Prompt:What about now” (Westlife)
Fandom: Axis Powers Hetalia
Personaggi: Inghilterra (Arthur Kirkland), America (Alfred F. Jones).
Genere: Introspettivo, fluff, e malinconico, fate un po’ voi. >.>
Avvertimenti: slice of life, shonen ai
Rating: verde
Conteggio parole: 1462 (w)
Disclaimer: Hetalia di Hidekazu Himaruya
Note: Questa oneshot ha partecipato al contest "I was born to tell you I love you", classificandosi seconda (Yeah! :D). La pubblico dopo mezzo secolo perché un po’ mi dispiaceva lasciarla vegetare nel fondo di una mia cartella dal nome “Provvisoria”; triste, vero? :(
Forse è un po’ scarna, e vorrebbe un maggiore approfondimento: mi ha sempre dato l’idea che sia più un inizio “di qualcosa” che un testo da leggere a sé stante. Ma è così che l’ho fatta partecipare al contest, quindi ho preferito correggere solo gli errori segnalatimi, piuttosto che rivoluzionarla da capo a piedi.
La definirei una specie di raccolta, in tutto di tre momenti, non consequenziali; quello di mezzo è un piccolo flashback.
Boh, spero di aver detto tutto, e soprattutto che la fanfic sua chiara. :’D
Buona lettura!






What About Now?







Le labbra di America si staccarono con una lentezza esasperante dalla sua bocca, così come vi si erano posate.
Inghilterra non disse nulla. Non fece nulla. Non cercò neppure lo sguardo di chi aveva di fronte. Semplicemente, Inghilterra non c’era più. Ogni traccia di ragionamento sparito dalla sua testa, ogni tentativo di comprendere quanto fosse appena accaduto completamente nullo.
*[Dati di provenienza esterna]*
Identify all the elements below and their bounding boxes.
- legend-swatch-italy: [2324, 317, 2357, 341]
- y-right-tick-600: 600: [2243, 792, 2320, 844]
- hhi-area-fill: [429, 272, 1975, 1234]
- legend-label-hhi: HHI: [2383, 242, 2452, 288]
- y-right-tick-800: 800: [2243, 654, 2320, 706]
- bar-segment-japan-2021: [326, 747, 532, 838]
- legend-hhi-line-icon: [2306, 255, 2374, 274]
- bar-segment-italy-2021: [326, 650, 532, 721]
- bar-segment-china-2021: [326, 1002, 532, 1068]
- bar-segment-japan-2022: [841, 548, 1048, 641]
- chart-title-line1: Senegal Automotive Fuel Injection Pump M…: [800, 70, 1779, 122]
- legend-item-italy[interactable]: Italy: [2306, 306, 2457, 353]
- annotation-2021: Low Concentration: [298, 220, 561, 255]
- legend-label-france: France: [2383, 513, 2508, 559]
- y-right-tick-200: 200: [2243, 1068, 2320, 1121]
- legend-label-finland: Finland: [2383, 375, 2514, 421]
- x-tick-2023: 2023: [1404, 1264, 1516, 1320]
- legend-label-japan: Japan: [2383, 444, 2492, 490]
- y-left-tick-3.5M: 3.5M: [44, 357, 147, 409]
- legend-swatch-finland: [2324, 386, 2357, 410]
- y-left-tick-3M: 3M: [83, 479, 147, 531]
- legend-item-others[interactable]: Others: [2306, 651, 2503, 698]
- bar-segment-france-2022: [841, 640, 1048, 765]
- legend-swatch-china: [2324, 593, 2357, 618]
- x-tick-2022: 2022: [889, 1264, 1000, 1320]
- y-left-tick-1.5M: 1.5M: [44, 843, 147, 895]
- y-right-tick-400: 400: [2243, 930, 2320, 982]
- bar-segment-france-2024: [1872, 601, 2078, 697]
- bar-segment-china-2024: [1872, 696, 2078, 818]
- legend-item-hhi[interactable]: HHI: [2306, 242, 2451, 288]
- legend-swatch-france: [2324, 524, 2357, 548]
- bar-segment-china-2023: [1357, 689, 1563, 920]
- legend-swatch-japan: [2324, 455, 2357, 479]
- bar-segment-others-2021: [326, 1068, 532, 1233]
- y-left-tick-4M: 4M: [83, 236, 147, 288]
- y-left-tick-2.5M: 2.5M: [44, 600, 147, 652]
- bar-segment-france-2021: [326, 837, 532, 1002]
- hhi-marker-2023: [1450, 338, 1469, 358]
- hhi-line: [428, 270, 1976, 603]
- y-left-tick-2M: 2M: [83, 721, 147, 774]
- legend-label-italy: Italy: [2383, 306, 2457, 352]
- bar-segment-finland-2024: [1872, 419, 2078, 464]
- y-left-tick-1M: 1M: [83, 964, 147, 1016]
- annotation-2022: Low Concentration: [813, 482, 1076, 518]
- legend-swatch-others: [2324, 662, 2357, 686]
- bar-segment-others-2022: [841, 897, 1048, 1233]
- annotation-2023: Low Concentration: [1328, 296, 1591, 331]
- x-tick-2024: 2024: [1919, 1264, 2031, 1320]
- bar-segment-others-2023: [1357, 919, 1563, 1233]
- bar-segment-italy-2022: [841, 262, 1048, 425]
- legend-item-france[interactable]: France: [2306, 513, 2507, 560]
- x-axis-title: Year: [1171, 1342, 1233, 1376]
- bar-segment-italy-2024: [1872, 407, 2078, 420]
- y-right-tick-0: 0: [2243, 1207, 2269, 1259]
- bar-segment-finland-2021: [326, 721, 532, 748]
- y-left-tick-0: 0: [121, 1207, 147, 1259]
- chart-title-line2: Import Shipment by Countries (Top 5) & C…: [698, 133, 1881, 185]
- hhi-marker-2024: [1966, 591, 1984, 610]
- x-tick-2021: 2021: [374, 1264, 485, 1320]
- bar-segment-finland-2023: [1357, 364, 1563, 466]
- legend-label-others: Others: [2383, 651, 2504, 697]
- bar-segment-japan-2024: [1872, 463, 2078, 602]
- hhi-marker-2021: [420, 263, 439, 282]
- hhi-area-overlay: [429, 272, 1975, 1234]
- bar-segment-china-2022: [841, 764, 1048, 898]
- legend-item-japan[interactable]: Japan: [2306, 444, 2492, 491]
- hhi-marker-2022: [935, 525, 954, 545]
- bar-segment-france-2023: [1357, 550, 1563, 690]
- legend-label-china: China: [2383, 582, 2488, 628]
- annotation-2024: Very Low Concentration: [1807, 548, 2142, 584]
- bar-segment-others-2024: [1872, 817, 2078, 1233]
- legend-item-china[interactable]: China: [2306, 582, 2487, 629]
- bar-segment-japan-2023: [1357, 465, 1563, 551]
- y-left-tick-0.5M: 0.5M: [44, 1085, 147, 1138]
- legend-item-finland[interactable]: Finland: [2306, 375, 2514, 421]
La prima cosa di cui si rese conto fu il non stringere più in mano i documenti che fino a pochi attimi fa sentiva chiaramente sotto le dita.
La seconda, che non riusciva a trovare la forza di muovere un solo muscolo, e la faccia se la sentiva paralizzata, mentre lo sguardo proprio non voleva spostarsi dalla parete grigiastra sul quale si era posato. Dubitò persino di riuscire a battere le proprie palpebre.
Era immobile. Tutto intorno a lui era insopportabilmente e pesantemente immobile.

Non riusciva – come poteva? - a metabolizzare il fatto che America avesse osato tanto. Non era neppure mai riuscito a figurarsi una possibilità del genere in tutti gli anni della sua lunga vita assieme a quel cretino.
Non aveva mai voluto scandagliare fino in fondo cosa mai volesse, e come lo volesse – come se la paura di scoprire i suoi veri desideri, ciò che più desiderava, lo bloccasse dal tentare almeno quella sua personale ricerca di felicità.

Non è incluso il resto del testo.